To verify that the command to export the admin audit log entries performed by external administrators was successful, and to display information about current administrator audit log searches, run the following command:
Get-AuditLogSearch | Format-List
In Microsoft 365 and Office 365, you can delegate the ability to perform certain administrative tasks to an authorized partner of Microsoft. These admin tasks include creating or editing users, resetting user passwords, managing user licenses, managing domains, and assigning admin permissions to other users in your organization. When you authorize a partner to take on this role, the partner is referred to as a delegated admin. The tasks performed by a delegated admin are logged in the admin audit log. As previously described, actions performed by delegated admins can be viewed by running the external admin audit log report or exported by using the New-AdminAuditLogSearch cmdlet with the ExternalAccess parameter.

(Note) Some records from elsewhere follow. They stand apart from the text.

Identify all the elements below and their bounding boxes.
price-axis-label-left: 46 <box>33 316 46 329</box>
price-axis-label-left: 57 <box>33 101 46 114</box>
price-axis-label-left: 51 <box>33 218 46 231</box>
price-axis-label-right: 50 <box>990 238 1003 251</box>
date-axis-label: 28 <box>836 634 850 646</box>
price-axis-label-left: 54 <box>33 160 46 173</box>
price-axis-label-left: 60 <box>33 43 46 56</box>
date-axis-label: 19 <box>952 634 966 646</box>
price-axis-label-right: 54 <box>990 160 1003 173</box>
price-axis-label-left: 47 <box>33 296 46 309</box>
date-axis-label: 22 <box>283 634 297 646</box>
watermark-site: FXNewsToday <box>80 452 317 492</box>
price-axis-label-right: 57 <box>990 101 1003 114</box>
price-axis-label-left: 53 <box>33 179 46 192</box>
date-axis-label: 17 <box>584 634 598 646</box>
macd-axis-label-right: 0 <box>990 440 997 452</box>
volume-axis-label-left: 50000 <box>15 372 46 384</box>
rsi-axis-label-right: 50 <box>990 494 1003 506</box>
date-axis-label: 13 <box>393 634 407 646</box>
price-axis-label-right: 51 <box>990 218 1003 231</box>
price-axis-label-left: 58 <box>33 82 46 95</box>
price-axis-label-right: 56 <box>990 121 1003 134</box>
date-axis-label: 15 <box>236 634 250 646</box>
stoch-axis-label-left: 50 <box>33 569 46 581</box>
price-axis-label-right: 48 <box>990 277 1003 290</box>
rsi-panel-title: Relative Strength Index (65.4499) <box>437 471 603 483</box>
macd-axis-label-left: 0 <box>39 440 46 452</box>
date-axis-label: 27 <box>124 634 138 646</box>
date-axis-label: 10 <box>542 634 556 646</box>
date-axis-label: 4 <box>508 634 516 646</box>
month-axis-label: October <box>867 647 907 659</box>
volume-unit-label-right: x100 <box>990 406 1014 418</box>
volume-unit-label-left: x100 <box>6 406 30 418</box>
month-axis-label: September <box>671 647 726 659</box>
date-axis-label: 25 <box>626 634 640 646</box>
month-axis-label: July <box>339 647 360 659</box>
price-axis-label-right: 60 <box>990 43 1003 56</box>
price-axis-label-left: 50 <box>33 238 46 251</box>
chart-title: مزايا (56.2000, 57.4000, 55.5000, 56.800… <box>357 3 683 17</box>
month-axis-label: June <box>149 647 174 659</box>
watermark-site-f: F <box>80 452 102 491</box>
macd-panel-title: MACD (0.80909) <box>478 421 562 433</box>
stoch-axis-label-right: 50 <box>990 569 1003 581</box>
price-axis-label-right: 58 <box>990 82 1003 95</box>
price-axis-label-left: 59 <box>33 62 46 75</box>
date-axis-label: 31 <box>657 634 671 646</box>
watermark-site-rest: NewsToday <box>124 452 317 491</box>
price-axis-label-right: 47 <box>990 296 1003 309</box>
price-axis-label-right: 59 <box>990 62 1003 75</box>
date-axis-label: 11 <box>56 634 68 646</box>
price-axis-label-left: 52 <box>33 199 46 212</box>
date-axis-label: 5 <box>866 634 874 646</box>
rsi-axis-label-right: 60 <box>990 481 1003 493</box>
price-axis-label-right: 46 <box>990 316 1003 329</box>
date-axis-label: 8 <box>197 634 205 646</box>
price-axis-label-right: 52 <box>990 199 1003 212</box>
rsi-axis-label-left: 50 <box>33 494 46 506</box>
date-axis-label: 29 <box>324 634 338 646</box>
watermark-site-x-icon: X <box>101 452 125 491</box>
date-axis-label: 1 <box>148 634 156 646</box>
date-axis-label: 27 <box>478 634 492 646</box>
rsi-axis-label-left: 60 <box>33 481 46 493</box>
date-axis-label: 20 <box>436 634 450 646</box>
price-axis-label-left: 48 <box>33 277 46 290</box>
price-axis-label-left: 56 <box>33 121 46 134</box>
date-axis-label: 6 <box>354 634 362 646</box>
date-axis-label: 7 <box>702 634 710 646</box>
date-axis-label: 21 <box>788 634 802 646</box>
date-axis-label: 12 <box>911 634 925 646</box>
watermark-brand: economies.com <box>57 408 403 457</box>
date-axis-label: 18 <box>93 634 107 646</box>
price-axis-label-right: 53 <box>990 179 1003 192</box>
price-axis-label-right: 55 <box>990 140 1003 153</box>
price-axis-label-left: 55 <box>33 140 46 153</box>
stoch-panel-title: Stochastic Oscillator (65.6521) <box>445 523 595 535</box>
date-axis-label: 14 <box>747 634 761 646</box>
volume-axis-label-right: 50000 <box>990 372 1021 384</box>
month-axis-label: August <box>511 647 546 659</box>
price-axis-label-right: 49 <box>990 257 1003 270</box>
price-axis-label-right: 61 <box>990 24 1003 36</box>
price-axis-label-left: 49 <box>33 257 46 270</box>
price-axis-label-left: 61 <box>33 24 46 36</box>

The administrator audit log records specific actions, based on Exchange Online PowerShell cmdlets, performed by administrators and users who have been assigned administrative privileges. Actions performed by external administrators are also logged. Entries in the admin audit log provide you with information about the cmdlet that was run, which parameters were used, and what objects were affected.
The administrator audit log doesn't record any action that is based on an Exchange Online PowerShell cmdlet that begins with the verbs Get, Search, or Test.
Audit log entries are kept for 90 days. When an entry is older than 90 days, it's deleted.